A 16h, un DC-9 cargo se pose en "05" et apporte 10 palettes du matériel pour lever et déplacer le Boeing. Ce matériel est unique en Suisse et disponible pour tout aéroport qui en a le besoin. Les enquêteurs du Bureau fédéral des accidents arrivent de Berne et débutent leur enquête dès 16h30. Ils la mèneront jusqu’a 22h15. La maison Friderici de Morges est contactée pour apporter rapidement 2 grues afin de déplacer la carlingue du B-707 SU-APE "Mankara". Dans la nuit, 2 groupes de sangles sont passés sous cette carlingue, les grues la soulèvent avec son aile gauche et la posent sur une remorque spéciale servant au transport des wagons de chemin de fer sur les routes. Vers 2h du matin le tout est déplacé vers les bâtiments de piste situés au bas de Grand-Saconnex. Là, les enquêteurs pourront continuer leur travail.

Vient alors le nettoyage de la piste et de ses abords. C’est la chasse au débris, leur collecte et le nettoyage du béton. Il faut éviter qu’un autre avion pâtisse d’un éclat (cf. Concorde en juillet 2000). En final, en pleine nuit sous les projecteurs, tous les hommes, à pied et côte à côte, remonte la zone concernées inspectant chaque cm2, ramassant tout fragment. Ailleurs les techniciens réparent les projecteurs cassés, changent l’antenne ILS et vérifient le fonctionnement des appareils. Cet accident a considérablement perturbé le trafic aérien, la vie de l’aéroport et mobilisé pendant plusieurs heures des équipes multiples pour s’occuper des passagers, de l’avion, etc. Mais le lundi matin, à 6h tout est prêt pour la reprise du trafic normal et de l’activité aéroportuaire !

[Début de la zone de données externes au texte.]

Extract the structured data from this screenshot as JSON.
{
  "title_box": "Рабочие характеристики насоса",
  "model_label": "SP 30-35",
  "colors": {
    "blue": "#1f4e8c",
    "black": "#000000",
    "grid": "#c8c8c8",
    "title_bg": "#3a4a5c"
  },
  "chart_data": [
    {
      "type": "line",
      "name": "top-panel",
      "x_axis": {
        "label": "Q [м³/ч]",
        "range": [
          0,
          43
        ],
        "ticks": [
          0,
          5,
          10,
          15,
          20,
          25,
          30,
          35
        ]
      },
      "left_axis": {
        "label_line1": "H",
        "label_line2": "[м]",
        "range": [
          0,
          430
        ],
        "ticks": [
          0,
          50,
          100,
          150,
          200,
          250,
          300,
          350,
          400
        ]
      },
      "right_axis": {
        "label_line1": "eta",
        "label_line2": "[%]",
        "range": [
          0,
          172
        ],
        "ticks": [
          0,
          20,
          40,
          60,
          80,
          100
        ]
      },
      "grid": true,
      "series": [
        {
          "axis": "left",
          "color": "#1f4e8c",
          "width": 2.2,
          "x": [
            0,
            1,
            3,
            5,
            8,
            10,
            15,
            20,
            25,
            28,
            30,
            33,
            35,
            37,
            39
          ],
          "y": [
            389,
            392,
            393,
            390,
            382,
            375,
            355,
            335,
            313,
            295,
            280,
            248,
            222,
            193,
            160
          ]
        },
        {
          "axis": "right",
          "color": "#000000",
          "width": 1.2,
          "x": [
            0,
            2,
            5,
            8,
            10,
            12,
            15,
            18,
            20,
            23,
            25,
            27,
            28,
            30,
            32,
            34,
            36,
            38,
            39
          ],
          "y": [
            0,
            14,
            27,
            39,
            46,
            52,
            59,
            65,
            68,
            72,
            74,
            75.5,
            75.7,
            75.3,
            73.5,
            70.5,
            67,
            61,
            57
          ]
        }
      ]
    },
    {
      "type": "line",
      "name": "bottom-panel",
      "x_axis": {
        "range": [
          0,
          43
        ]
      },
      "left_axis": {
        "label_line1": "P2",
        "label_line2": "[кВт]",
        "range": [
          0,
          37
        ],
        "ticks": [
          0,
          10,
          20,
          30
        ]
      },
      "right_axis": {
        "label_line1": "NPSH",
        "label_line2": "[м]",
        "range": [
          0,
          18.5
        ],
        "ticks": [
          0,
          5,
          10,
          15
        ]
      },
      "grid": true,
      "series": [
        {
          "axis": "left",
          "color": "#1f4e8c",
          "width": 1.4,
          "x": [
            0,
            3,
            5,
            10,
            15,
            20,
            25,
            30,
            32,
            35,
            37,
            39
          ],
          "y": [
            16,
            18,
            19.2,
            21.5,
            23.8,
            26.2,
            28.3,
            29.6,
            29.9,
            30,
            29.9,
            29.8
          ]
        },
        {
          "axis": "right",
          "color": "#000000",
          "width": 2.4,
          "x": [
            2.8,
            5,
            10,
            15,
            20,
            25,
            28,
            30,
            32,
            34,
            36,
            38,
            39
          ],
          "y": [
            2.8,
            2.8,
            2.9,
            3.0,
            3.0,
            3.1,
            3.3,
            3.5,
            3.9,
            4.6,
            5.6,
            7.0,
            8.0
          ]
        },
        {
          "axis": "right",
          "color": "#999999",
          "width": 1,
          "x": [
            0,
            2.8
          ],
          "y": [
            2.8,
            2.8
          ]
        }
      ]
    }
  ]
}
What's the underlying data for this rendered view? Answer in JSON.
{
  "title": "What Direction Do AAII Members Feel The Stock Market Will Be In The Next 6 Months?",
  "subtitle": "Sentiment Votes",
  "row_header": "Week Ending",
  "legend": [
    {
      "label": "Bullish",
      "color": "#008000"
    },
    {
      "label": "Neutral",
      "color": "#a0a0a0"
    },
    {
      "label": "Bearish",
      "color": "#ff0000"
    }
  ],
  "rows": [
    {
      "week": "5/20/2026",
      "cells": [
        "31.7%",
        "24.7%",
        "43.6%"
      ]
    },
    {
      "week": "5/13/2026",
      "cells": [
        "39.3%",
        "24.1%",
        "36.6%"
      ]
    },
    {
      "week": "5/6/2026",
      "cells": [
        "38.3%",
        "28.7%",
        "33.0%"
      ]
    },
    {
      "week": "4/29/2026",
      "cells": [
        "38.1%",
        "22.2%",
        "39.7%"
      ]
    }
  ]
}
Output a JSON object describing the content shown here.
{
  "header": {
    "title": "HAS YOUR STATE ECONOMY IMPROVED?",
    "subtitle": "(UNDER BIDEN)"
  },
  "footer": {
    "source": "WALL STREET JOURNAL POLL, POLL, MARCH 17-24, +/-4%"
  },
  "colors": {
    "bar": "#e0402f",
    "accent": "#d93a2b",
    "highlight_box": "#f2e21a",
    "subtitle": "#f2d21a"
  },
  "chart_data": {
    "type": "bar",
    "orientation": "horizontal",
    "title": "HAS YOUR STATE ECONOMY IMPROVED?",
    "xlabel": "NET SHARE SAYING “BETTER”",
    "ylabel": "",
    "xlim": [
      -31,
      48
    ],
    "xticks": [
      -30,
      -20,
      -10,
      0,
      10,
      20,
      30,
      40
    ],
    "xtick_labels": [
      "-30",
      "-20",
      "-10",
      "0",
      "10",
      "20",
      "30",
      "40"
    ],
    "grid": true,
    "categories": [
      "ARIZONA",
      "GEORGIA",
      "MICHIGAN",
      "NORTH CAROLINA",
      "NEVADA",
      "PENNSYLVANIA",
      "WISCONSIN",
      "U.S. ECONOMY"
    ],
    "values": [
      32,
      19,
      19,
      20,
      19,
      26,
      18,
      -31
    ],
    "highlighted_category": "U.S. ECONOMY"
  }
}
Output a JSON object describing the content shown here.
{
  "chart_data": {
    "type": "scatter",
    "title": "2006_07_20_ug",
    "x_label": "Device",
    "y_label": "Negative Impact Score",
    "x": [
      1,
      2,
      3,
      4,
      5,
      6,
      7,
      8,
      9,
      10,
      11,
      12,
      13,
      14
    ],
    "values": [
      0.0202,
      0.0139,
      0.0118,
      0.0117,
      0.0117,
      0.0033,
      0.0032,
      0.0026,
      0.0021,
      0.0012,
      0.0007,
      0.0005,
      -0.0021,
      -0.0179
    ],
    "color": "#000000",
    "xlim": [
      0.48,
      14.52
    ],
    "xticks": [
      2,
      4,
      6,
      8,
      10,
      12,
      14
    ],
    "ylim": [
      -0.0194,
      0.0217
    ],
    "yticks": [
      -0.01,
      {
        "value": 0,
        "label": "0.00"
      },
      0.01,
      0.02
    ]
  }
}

Première grande intervention du SSA, une assurance-vie pour le futur

JPG - 6.6 ko
Traces du train droit et d’un réacteur (ph. : Police GE).

En février 1986 tombent les conclusions de l’enquête officielle. Plusieurs erreurs sont imputables aux pilotes : manque de décision du commandant de bord qui n’a pas remis les gaz après une approche complètement manquée ; une coordination insuffisante du travail dans le poste de pilotage, le briefing d’approche n’ayant pas eu lieu et les tâches n’ayant pas été clairement réparties avant l’atterrissage ; de plus, un entêtement à atterrir une fois le sol en vue. D’autres facteurs, à mettre à l’’actif du commandant, ont contribué à l’accident. Il s’agit notamment du manque de planification correcte de l’approche et de l’atterrissage, ainsi que d’une augmentation tardive de la puissance dans la dernière phase de l’approche. Mais aussi semble-t-il de la sortie par inadvertance des aérofreins peu avant l’impact. Le rapport précise encore que le commandant a donné des signes de surmenages et d’insécurité.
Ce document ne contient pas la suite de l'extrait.